Today knowledgeable executives and companies are exploiting the principle as never before. After reading The 80/20 Principle and studying the Pareto Rule, I started saying in my programs that I felt the principle it contains could be the most important management discovery of the twentieth century.
Let’s take a look at a few examples as to how this principle could help you.

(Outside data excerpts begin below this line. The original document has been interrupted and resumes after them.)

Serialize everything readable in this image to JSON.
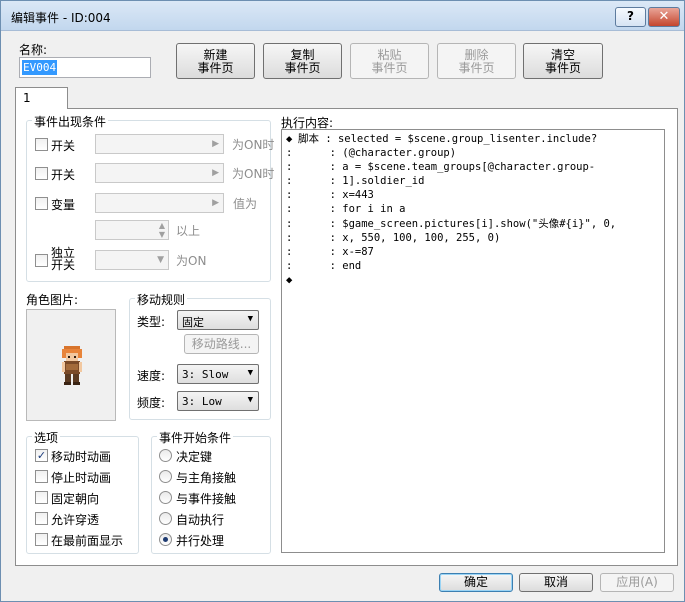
{
  "window": {
    "title": "编辑事件 - ID:004",
    "help_label": "?",
    "close_label": "✕"
  },
  "name": {
    "label": "名称:",
    "value": "EV004"
  },
  "toolbar": {
    "new_page": [
      "新建",
      "事件页"
    ],
    "copy_page": [
      "复制",
      "事件页"
    ],
    "paste_page": [
      "粘贴",
      "事件页"
    ],
    "delete_page": [
      "删除",
      "事件页"
    ],
    "clear_page": [
      "清空",
      "事件页"
    ]
  },
  "tabs": [
    {
      "label": "1"
    }
  ],
  "conditions": {
    "title": "事件出现条件",
    "switch1_label": "开关",
    "switch1_suffix": "为ON时",
    "switch2_label": "开关",
    "switch2_suffix": "为ON时",
    "variable_label": "变量",
    "variable_suffix": "值为",
    "above_label": "以上",
    "self_switch_label_1": "独立",
    "self_switch_label_2": "开关",
    "self_switch_suffix": "为ON"
  },
  "graphic": {
    "title": "角色图片:"
  },
  "movement": {
    "title": "移动规则",
    "type_label": "类型:",
    "type_value": "固定",
    "route_label": "移动路线...",
    "speed_label": "速度:",
    "speed_value": "3: Slow",
    "freq_label": "频度:",
    "freq_value": "3: Low"
  },
  "options": {
    "title": "选项",
    "items": [
      {
        "label": "移动时动画",
        "checked": true
      },
      {
        "label": "停止时动画",
        "checked": false
      },
      {
        "label": "固定朝向",
        "checked": false
      },
      {
        "label": "允许穿透",
        "checked": false
      },
      {
        "label": "在最前面显示",
        "checked": false
      }
    ]
  },
  "trigger": {
    "title": "事件开始条件",
    "items": [
      {
        "label": "决定键",
        "selected": false
      },
      {
        "label": "与主角接触",
        "selected": false
      },
      {
        "label": "与事件接触",
        "selected": false
      },
      {
        "label": "自动执行",
        "selected": false
      },
      {
        "label": "并行处理",
        "selected": true
      }
    ]
  },
  "contents": {
    "title": "执行内容:",
    "lines": [
      {
        "mark": "◆",
        "text": "脚本 : selected = $scene.group_lisenter.include?"
      },
      {
        "mark": ":",
        "text": "     : (@character.group)"
      },
      {
        "mark": ":",
        "text": "     : a = $scene.team_groups[@character.group-"
      },
      {
        "mark": ":",
        "text": "     : 1].soldier_id"
      },
      {
        "mark": ":",
        "text": "     : x=443"
      },
      {
        "mark": ":",
        "text": "     : for i in a"
      },
      {
        "mark": ":",
        "text": "     : $game_screen.pictures[i].show(\"头像#{i}\", 0,"
      },
      {
        "mark": ":",
        "text": "     : x, 550, 100, 100, 255, 0)"
      },
      {
        "mark": ":",
        "text": "     : x-=87"
      },
      {
        "mark": ":",
        "text": "     : end"
      },
      {
        "mark": "◆",
        "text": ""
      }
    ]
  },
  "buttons": {
    "ok": "确定",
    "cancel": "取消",
    "apply": "应用(A)"
  }
}
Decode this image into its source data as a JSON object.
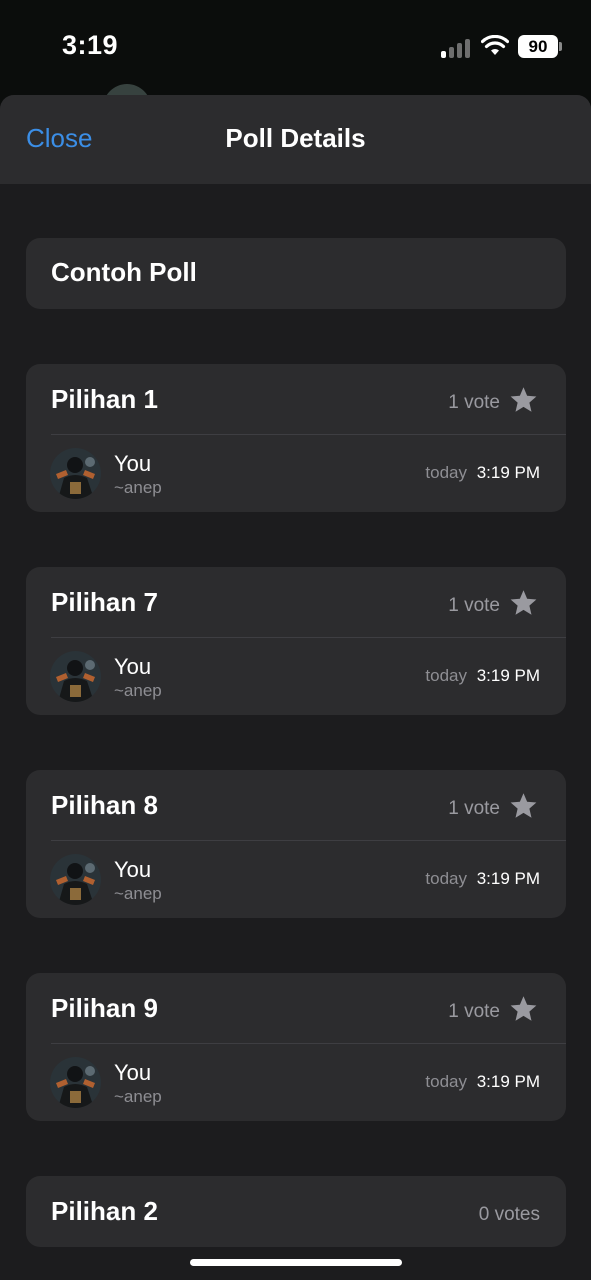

Suppose you are handed a new and troubled department to oversee, in addition to your current duties. The department manager was fired. There is no new manager. You need to clean up the mess. The department which has 100 people appears to be completely dysfunctional. You feel like firing everybody and starting over from scratch. Let’s take a look at how Pareto could be used. 80/20 would say that 20% of the employees are creating 80% of your problems. If you were to carry it another step by doing 80/20 on the 20% you would find that 4 people are creating 64% of your headaches. Try one more step, 20% of the 4% you would find that .8% of the people (one person) is responsible for 51.2% of your problems. So to start turning your new department around, IDENTIFY and extract those five people and you are well on your way to solving your problem. Just a side note for now. The word identity will loom large throughout the blogs.
I often refer to the 80/20 Principle as the Law of Disproportionality. Years ago I did a sales seminar for the Metropolitan Life Insurance Company. There were 20 agents. 16 showed up for the program. 4 were too busy. Interestingly the 16 remaining agents shared the services of 2 secretaries. One agent had 3 secretaries, three agents each had their own secretary. Most sales managers know that 20% of their sales people sell 80% of their products.
As a side note I see over and over again the mistake that upper management makes in laying off people. They cut back on secretaries or administrative assistants, forcing higher valued personnel to perform lower value work. That diminishes productivity to a downward spiraling level. Managers for the most part are not Cracker Jacks at Word, Excel, or Access. Making incompetent secretaries out of highly skilled personnel is misguided management, at best.
We’ve known for a long time that 20% of a manufacturing process accounts for 80% of product defects. Understanding this principle was seminal to six sigma.
This phenomenon continues throughout the organization. It applies to time management, relationship management, problem solving, project management, product management, team management. I encourage you to read The 80/20 Principle, by Richard Koch. If you are of an entrepreneurial mindset take a look at a derivative, The 4 Hour Workweek, by Timothy Ferriss.
The Law of Disproportionality has always been with us. Understanding and utilizing it is one of the most important skill sets that executives, managers and business owners can possess. On a closing note. 80/20 is not exact. It could be 75/25, 90/10. However, it is always disproportional.